De lá para cá o valor vem se acomodando para patamares similares ao que vemos em outros países, seja como um múltiplo do PIB per capita de cada país, seja como percentual de saldos cobertos, que é de 99,7% do total de 502 milhões de contas existentes (ou seja, 500,3 milhões de contas estão 100% cobertas pelo atual valor da garantia ordinária), e principalmente porque, em termos financeiros, cerca de 50% do saldo total de depósitos elegíveis está coberto pelo limite atual.

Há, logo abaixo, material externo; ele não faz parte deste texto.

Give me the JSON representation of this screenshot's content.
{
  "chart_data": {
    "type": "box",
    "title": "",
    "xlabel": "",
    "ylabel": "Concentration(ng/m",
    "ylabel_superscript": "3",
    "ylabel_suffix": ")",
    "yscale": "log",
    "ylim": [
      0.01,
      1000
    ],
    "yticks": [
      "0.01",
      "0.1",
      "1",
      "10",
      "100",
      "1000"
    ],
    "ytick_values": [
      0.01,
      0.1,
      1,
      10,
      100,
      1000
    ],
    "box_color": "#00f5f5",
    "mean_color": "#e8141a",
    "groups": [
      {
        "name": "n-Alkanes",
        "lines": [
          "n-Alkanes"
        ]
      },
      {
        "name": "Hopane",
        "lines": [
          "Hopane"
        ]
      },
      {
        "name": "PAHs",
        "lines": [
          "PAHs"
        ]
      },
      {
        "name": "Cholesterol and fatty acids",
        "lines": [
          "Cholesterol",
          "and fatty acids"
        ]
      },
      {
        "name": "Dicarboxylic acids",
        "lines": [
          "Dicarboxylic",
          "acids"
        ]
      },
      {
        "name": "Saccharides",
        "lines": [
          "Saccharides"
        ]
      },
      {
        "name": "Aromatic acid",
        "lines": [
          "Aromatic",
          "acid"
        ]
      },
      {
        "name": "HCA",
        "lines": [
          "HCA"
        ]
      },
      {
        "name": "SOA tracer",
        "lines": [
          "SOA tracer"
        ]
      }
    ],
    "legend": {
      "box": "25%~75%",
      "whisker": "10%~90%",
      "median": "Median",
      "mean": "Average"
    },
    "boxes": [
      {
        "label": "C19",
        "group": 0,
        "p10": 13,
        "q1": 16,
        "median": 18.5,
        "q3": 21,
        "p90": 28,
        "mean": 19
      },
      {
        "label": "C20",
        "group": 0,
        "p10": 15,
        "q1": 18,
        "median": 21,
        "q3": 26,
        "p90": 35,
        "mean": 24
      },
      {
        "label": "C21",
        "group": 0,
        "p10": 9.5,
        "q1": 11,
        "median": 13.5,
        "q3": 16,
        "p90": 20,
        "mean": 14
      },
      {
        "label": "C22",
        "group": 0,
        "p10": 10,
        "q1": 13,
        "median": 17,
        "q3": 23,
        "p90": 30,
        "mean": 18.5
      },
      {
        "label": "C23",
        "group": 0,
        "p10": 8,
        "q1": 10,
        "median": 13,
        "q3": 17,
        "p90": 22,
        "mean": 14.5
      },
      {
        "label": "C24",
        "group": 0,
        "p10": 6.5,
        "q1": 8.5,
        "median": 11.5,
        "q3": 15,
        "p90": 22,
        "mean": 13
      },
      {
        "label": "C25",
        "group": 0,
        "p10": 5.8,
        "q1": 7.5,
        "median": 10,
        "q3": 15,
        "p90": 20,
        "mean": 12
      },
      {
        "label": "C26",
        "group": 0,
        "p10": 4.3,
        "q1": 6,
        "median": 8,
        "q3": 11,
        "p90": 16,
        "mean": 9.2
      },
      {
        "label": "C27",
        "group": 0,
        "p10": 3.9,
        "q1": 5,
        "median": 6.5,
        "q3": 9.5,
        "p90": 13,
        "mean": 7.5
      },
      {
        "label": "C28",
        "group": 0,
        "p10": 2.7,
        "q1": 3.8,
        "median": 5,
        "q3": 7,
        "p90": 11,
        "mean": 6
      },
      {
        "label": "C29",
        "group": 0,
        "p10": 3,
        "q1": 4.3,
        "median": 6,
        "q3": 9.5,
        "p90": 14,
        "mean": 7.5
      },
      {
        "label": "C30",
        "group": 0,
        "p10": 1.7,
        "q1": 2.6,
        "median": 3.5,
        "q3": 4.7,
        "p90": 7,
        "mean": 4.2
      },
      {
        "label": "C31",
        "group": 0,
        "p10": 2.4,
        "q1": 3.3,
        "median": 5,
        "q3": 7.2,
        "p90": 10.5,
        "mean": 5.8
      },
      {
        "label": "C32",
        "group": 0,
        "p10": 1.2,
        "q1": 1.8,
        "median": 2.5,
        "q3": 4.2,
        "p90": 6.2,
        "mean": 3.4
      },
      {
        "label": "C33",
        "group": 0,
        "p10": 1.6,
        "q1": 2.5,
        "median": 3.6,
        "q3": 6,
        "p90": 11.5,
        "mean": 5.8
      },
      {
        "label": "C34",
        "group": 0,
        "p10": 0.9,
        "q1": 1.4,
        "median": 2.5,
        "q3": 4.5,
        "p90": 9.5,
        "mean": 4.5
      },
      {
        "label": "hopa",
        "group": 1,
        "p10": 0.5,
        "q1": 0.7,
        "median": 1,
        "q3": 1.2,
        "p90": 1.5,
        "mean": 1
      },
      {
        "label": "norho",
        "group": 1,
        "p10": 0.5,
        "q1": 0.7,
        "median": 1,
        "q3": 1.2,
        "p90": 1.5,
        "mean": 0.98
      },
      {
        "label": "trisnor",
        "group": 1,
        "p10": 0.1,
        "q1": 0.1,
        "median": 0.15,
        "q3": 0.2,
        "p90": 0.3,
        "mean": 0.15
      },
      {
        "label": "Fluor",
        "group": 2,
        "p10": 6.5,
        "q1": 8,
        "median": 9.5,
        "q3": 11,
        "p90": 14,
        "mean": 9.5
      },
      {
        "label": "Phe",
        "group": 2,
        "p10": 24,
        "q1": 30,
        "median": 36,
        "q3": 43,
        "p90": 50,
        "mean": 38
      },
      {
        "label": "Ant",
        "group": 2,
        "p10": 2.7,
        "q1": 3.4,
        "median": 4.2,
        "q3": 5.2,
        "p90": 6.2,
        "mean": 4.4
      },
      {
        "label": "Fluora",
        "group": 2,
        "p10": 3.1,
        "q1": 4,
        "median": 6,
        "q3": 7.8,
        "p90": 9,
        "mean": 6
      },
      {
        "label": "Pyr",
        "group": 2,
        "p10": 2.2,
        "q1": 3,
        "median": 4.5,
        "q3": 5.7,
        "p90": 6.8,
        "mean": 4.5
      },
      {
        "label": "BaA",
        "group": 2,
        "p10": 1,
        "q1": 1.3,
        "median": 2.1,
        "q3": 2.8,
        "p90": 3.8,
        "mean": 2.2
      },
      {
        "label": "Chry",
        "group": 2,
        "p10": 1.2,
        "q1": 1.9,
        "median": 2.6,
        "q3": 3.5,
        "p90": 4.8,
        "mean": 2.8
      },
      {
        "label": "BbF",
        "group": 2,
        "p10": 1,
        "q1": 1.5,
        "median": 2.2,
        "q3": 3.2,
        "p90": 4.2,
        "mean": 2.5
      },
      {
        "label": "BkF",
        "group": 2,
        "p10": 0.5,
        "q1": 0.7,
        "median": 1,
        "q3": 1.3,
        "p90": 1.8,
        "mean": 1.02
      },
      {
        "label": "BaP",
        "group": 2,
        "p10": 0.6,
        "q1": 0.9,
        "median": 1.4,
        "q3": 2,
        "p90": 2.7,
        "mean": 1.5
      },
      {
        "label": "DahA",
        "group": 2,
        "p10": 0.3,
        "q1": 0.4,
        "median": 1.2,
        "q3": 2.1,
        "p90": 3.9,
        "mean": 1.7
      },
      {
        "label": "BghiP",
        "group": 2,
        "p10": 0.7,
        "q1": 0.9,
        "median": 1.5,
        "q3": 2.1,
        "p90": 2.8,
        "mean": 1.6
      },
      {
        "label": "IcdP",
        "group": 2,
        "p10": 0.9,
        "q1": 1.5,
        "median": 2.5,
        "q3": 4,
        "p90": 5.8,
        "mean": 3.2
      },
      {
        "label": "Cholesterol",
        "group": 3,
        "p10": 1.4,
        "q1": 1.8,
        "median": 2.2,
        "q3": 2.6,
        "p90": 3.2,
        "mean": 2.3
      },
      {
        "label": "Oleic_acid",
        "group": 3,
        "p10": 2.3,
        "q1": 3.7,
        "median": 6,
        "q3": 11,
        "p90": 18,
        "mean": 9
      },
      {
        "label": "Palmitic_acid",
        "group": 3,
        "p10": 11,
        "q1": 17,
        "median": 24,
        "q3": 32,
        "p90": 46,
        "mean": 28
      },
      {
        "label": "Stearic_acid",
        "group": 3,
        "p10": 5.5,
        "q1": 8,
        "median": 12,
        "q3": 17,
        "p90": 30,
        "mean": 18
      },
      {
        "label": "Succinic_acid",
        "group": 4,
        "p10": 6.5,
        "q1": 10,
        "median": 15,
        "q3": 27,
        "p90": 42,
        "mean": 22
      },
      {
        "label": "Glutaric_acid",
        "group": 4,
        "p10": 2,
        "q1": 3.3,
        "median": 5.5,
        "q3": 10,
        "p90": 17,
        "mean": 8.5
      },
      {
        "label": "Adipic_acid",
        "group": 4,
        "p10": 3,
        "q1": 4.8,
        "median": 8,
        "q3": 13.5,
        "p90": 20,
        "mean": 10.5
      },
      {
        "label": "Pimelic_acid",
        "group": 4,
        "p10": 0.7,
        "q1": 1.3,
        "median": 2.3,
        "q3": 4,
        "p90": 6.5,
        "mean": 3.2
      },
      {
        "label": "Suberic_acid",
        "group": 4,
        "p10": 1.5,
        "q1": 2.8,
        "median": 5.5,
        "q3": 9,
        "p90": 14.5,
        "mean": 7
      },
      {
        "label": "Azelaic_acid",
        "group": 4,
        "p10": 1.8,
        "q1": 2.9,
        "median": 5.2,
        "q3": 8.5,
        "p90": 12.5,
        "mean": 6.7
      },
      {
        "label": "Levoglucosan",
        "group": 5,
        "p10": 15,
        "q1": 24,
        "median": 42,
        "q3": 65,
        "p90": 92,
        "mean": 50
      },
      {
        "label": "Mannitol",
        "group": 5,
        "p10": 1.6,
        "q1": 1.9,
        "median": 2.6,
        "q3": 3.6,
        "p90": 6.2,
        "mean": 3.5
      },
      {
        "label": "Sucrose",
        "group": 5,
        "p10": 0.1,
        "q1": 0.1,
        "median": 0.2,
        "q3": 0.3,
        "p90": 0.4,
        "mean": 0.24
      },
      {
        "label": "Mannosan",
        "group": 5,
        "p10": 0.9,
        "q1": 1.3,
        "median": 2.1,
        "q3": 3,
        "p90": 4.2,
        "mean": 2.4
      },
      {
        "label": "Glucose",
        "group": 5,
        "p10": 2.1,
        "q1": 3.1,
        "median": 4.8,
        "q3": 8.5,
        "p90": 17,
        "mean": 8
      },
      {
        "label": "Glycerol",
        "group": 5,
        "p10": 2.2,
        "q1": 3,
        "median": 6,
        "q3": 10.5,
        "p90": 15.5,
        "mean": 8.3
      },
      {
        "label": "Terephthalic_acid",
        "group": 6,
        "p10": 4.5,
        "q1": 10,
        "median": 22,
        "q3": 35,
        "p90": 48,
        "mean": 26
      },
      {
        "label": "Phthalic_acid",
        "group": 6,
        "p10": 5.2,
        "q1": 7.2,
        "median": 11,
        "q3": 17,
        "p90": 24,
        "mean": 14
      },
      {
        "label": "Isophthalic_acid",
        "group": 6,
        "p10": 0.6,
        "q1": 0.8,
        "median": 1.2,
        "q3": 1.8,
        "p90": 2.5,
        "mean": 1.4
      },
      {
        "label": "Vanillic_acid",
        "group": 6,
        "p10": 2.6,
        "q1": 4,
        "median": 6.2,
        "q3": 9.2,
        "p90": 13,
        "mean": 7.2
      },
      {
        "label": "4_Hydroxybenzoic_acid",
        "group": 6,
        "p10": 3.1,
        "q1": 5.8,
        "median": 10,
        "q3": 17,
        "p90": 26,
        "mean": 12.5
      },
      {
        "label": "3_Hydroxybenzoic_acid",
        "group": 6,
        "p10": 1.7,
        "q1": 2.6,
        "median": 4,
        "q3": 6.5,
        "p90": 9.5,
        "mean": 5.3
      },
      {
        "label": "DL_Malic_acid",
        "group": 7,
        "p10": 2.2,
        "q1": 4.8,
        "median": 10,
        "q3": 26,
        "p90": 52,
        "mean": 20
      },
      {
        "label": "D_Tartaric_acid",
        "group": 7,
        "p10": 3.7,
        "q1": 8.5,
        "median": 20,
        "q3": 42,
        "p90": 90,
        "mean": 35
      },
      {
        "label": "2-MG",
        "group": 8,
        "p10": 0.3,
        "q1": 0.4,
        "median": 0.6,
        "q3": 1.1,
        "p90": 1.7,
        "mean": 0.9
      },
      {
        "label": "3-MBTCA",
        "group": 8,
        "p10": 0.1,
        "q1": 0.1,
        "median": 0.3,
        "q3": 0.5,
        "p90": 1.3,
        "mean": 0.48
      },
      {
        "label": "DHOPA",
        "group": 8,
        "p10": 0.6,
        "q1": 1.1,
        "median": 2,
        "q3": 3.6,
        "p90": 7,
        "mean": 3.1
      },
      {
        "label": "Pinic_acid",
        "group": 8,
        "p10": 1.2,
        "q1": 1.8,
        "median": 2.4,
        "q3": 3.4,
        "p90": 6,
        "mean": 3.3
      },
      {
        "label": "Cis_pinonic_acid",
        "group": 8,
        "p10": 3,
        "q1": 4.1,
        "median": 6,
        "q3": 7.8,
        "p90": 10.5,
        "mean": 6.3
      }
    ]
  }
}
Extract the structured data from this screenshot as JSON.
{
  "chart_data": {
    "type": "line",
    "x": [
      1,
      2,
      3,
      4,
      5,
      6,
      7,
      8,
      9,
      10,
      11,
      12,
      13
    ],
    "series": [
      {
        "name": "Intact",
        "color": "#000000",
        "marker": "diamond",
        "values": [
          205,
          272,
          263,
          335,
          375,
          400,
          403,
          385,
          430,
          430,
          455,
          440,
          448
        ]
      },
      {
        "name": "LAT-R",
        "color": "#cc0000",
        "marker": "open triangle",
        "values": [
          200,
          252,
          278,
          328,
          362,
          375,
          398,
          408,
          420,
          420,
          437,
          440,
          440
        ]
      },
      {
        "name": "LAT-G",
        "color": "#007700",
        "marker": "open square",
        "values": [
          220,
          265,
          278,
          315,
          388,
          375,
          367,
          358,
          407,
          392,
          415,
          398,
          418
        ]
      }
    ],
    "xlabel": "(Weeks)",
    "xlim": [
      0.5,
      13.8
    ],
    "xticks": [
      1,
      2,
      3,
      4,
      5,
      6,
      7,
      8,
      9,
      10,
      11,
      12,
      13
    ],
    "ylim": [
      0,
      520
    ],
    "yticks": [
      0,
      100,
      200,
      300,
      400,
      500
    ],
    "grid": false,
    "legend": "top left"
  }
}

É muito importante que uma fração relevante dos saldos não estejam cobertos, para que o risco moral decorrente da existência da cobertura seja controlado. Esse risco moral surge porque os agentes podem deixar de arcar com os custos de suas decisões. Imagine que você comprou um seguro para o seu carro. Se você não tiver seguro, provavelmente não vai estacioná-lo em qualquer rua. Mas depois que você comprou o seguro, talvez seu comportamento mude e você inclusive deixe a janela do carro aberta. Está aí o risco moral.
Mas voltando para o caso do FGC, se uma parcela relevante dos depósitos não está coberta, esses agentes têm incentivos para “vigiar” mais de perto a atuação dos bancos. Isso traz disciplina para o mercado e todos se beneficiam dessa “supervisão de mercado”.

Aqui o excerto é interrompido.